Est-ce que les autorités belges vont exécuter le mandat d’arrêt européen et remettre Hassan Iquioussen aux autorités françaises ?
Il est difficile d’évaluer avec certitude les chances de succès de ce mandat d’arrêt européen. Le fait que l’infraction pour laquelle Hassan Iquioussen est poursuivie en France ne soit pas réalisée en l’espèce ne peut pas être utilement invoquée devant la juridiction belge car cette dernière n’est pas compétente pour vérifier la qualification retenue par la France et l’application de l’infraction aux faits. La confiance mutuelle, qui constitue le fondement du mandat d’arrêt européen, empêche les juridictions de l’Etat d’exécution de contrôler la qualification retenue par l’Etat d’émission.

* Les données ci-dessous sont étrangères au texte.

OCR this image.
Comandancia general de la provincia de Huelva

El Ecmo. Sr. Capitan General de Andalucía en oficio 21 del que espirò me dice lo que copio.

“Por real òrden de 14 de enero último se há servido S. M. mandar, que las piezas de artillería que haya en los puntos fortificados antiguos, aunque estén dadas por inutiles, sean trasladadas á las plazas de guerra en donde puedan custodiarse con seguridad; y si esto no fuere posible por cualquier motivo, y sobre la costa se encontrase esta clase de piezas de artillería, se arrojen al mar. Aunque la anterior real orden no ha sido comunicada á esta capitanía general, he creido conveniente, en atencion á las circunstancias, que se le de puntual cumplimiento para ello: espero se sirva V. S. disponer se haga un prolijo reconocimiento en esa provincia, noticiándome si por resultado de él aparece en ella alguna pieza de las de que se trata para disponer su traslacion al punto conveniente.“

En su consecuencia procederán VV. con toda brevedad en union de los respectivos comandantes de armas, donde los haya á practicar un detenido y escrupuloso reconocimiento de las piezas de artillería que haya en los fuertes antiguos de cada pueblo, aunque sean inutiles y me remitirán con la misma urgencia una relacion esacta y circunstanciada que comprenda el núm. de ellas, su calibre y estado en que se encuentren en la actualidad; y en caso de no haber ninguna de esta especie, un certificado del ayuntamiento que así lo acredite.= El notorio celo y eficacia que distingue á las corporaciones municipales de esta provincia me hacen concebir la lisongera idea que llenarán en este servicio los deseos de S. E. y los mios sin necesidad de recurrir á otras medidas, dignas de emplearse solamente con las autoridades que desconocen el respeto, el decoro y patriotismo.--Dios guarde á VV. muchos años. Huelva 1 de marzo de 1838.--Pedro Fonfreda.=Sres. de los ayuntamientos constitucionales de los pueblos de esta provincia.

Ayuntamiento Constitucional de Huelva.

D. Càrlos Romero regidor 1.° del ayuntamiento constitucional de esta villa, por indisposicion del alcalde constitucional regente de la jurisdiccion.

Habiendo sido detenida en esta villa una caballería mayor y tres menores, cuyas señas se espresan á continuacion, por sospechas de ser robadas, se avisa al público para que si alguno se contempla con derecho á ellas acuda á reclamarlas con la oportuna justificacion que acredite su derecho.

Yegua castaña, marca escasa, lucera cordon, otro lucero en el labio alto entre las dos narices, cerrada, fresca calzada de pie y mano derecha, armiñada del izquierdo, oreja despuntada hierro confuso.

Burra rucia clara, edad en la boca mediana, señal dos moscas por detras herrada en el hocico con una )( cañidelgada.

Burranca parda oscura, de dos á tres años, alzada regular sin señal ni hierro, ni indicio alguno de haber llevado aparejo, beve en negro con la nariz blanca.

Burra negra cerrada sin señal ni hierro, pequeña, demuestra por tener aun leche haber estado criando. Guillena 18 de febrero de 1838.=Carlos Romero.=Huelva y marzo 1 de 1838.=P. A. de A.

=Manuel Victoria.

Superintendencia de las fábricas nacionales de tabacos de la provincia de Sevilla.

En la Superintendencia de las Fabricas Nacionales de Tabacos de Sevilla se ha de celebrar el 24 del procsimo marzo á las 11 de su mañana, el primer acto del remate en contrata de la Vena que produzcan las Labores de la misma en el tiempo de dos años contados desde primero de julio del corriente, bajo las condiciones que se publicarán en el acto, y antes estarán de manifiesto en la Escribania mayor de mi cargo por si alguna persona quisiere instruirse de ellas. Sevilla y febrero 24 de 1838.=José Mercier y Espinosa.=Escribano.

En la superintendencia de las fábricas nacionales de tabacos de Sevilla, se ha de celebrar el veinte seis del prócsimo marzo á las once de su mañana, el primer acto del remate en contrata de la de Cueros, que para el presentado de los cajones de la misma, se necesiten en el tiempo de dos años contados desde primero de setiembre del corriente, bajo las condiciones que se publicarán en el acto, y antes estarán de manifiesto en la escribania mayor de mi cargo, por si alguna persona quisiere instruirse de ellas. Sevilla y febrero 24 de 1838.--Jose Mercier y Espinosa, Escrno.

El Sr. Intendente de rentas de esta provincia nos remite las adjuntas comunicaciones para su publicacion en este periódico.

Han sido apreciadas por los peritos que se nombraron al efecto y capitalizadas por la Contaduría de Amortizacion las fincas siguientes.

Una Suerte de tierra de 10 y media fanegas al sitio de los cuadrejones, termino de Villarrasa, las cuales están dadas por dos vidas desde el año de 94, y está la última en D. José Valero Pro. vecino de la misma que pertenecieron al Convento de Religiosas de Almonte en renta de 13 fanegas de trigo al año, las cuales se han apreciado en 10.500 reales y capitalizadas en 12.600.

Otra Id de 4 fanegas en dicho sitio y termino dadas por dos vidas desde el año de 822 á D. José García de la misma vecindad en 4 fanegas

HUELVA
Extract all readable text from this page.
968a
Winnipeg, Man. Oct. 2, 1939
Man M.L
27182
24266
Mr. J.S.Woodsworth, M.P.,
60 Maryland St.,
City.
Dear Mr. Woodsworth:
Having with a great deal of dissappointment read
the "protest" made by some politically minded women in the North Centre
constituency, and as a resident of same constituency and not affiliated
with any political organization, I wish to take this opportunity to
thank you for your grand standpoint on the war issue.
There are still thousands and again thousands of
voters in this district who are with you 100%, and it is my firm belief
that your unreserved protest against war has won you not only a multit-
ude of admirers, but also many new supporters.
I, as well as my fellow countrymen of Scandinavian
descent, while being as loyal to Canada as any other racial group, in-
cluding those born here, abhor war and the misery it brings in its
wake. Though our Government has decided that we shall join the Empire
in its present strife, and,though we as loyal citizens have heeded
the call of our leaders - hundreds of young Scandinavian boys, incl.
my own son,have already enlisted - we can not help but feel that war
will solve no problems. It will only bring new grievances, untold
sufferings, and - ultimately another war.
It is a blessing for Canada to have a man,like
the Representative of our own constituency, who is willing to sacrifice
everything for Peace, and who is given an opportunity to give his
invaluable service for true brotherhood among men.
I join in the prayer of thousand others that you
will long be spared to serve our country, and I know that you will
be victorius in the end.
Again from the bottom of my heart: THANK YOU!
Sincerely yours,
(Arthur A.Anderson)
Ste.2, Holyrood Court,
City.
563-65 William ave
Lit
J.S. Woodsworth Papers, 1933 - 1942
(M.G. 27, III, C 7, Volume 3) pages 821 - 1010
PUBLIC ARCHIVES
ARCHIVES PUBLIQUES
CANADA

Toutefois, il est permis de nourrir quelques doutes sur l’exécution par les autorités belges du mandat d’arrêt européen sur un point particulier. Les textes prévoient que l’exécution du mandat d’arrêt européen peut être refusée si les faits reprochés au mis en cause ne sont pas incriminés dans la législation de l’Etat d’émission et de l’Etat d’exécution (art. 2 de la décision-cadre du 13 juin 2002). Or, si le droit belge incrimine, à l’article 75 de la loi du 15 décembre 1980 sur l’accès au territoire, le séjour, l’établissement et l’éloignement des étrangers, le fait pour un étranger d’entrer ou de séjourner illégalement – situation pouvant résulter de l’existence d’une mesure d’éloignement – dans le Royaume, il ne semble pas réprimer en tant que tel le fait de ne pas respecter une décision d’expulsion. En d’autres termes, l’infraction reprochée en France à Hassan Iquioussen ne serait pas exactement la même que celle incriminée en Belgique. Aussi, les juridictions belges pourraient considérer que la condition de la double incrimination n’est pas respectée sur le fondement de l’article 5 de la loi belge du 19 décembre 2003 relative au mandat d’arrêt européen.
En revanche, le fait que les peines prévues par le droit belge soient bien moins sévères – une peine d’emprisonnement de 8 jours à trois mois et une peine d’amende d’un montant de 26 euros à 200 euros – n’est pas de nature à faire obstacle à la remise. En effet, s’il est vrai que la décision-cadre instaurant le mandat d’arrêt européen prévoit que la remise peut être refusée pour les infractions punies d’une peine inférieure à un an d’emprisonnement, elle précise que cette condition s’apprécie au regard du droit de l’Etat d’émission du mandat d’arrêt européen, la France en l’occurrence (article 2§1 de la décision-cadre du 13 juin 2002).